En recevant Madame A et son enfant, le petit A, trois ans et deux mois, j'ai ressenti, au bout de quelques minutes de consultation, une impression de déjà vu (cf. ici). Il se trouve que cet enfant est, comme l'enfant de la consultation vingt-deux, d'origine négro-africaine et la coïncidence ne pouvait en être que plus frappante dans mon esprit (vous avez sans doute remarqué que sur ce blog, j'essaie de ne pas -trop- parler de l'origine ethnique de mes patients pour ne pas induire de réflexes conditionnés de la part du lecteur ou de susciter un sentimentalisme anti raciste ou un sentimentalisme social -les pauvres populations immigrées- mais je finis par croire que j'ai tort : j'ai tort car il s'agit probablement d'autocensure de ma part, une autocensure bien pensante ou une autocensure signifiant Voyez comme je ne suis pas raciste... ). L'enfant de la consultation vingt-deux a changé d'école, on a fini par le mettre sous ritaline et les choses se passent mieux : est-ce une victoire de la pharmacopée ? Une victoire de la médecine ? Je n'en sais rien. Toujours est-il que sous ritaline l'enfant est scolarisé, la mère n'est pas contente, mais les choses rentrent dans l'ordre...
Revenons à notre petit A, trois ans et deux mois.

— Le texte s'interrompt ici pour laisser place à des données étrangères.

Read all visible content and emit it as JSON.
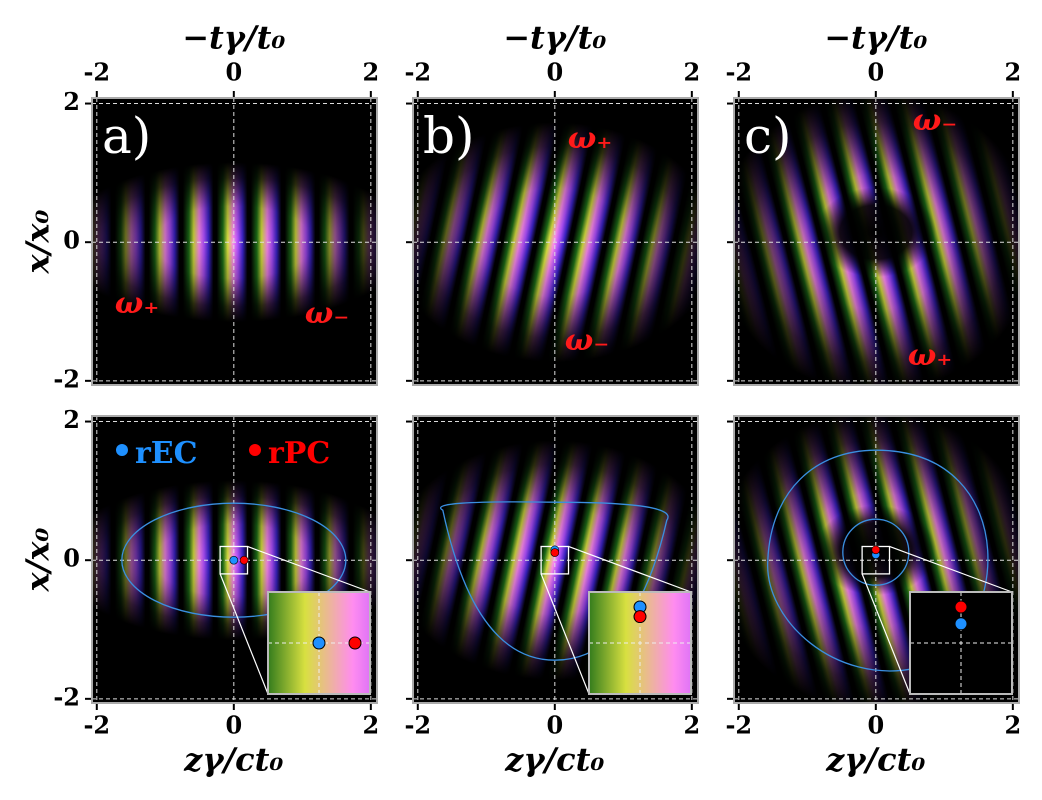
{
  "chart_data": [
    {
      "type": "image",
      "panel_label": "a)",
      "x2label": "−tγ/t₀",
      "ylabel": "x/x₀",
      "x2lim": [
        -2.07,
        2.09
      ],
      "ylim": [
        -2.06,
        2.08
      ],
      "x2ticks": [
        -2,
        0,
        2
      ],
      "yticks": [
        -2,
        0,
        2
      ],
      "annotations": [
        "ω₊",
        "ω₋"
      ]
    },
    {
      "type": "image",
      "panel_label": "b)",
      "x2label": "−tγ/t₀",
      "x2lim": [
        -2.07,
        2.09
      ],
      "ylim": [
        -2.06,
        2.08
      ],
      "x2ticks": [
        -2,
        0,
        2
      ],
      "yticks": [
        -2,
        0,
        2
      ],
      "annotations": [
        "ω₊",
        "ω₋"
      ]
    },
    {
      "type": "image",
      "panel_label": "c)",
      "x2label": "−tγ/t₀",
      "x2lim": [
        -2.07,
        2.09
      ],
      "ylim": [
        -2.06,
        2.08
      ],
      "x2ticks": [
        -2,
        0,
        2
      ],
      "yticks": [
        -2,
        0,
        2
      ],
      "annotations": [
        "ω₋",
        "ω₊"
      ]
    },
    {
      "type": "scatter",
      "xlabel": "zγ/ct₀",
      "ylabel": "x/x₀",
      "xlim": [
        -2.07,
        2.09
      ],
      "ylim": [
        -2.06,
        2.08
      ],
      "xticks": [
        -2,
        0,
        2
      ],
      "yticks": [
        -2,
        0,
        2
      ],
      "series": [
        {
          "name": "rEC",
          "color": "#1e90ff",
          "x": [
            0
          ],
          "values": [
            0
          ]
        },
        {
          "name": "rPC",
          "color": "#ff0000",
          "x": [
            0.15
          ],
          "values": [
            0
          ]
        }
      ]
    },
    {
      "type": "scatter",
      "xlabel": "zγ/ct₀",
      "xlim": [
        -2.07,
        2.09
      ],
      "ylim": [
        -2.06,
        2.08
      ],
      "xticks": [
        -2,
        0,
        2
      ],
      "yticks": [
        -2,
        0,
        2
      ],
      "series": [
        {
          "color": "#1e90ff",
          "x": [
            0
          ],
          "values": [
            0.15
          ]
        },
        {
          "color": "#ff0000",
          "x": [
            0
          ],
          "values": [
            0.11
          ]
        }
      ]
    },
    {
      "type": "scatter",
      "xlabel": "zγ/ct₀",
      "xlim": [
        -2.07,
        2.09
      ],
      "ylim": [
        -2.06,
        2.08
      ],
      "xticks": [
        -2,
        0,
        2
      ],
      "yticks": [
        -2,
        0,
        2
      ],
      "series": [
        {
          "color": "#1e90ff",
          "x": [
            0
          ],
          "values": [
            0.08
          ]
        },
        {
          "color": "#ff0000",
          "x": [
            0
          ],
          "values": [
            0.15
          ]
        }
      ]
    }
  ]
}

Voici ce que me raconte la maman : une semaine après la rentrée scolaire chez les "petits" A s'est mis à faire pipi dans sa culotte à l'école (nous sommes le cinq octobre). Réaction de l'institutrice : S'il continue, il faut l'exclure et il ne reviendra que lorsqu'il sera propre.
Le bon docteur du 16 a des idées préconçues sur l'Education Nationale mais il essaie de ranger cela dans sa poche et de mettre un mouchoir par dessus. C'est difficile.
J'interroge la maman alors que l'enfant, assis dans un fauteuil à côté de celui de sa maman, ne dit rien. J'essaie de lui poser des questions mais il ne veut pas répondre. Les analystes en auront déjà fait des tonnes. Le petit A ne fait pipi dans sa culotte qu'à l'école. Jamais à la maison, jamais chez sa grand-mère, il est propre la nuit et ne présente pas, dans la vie courante, d'impériosité.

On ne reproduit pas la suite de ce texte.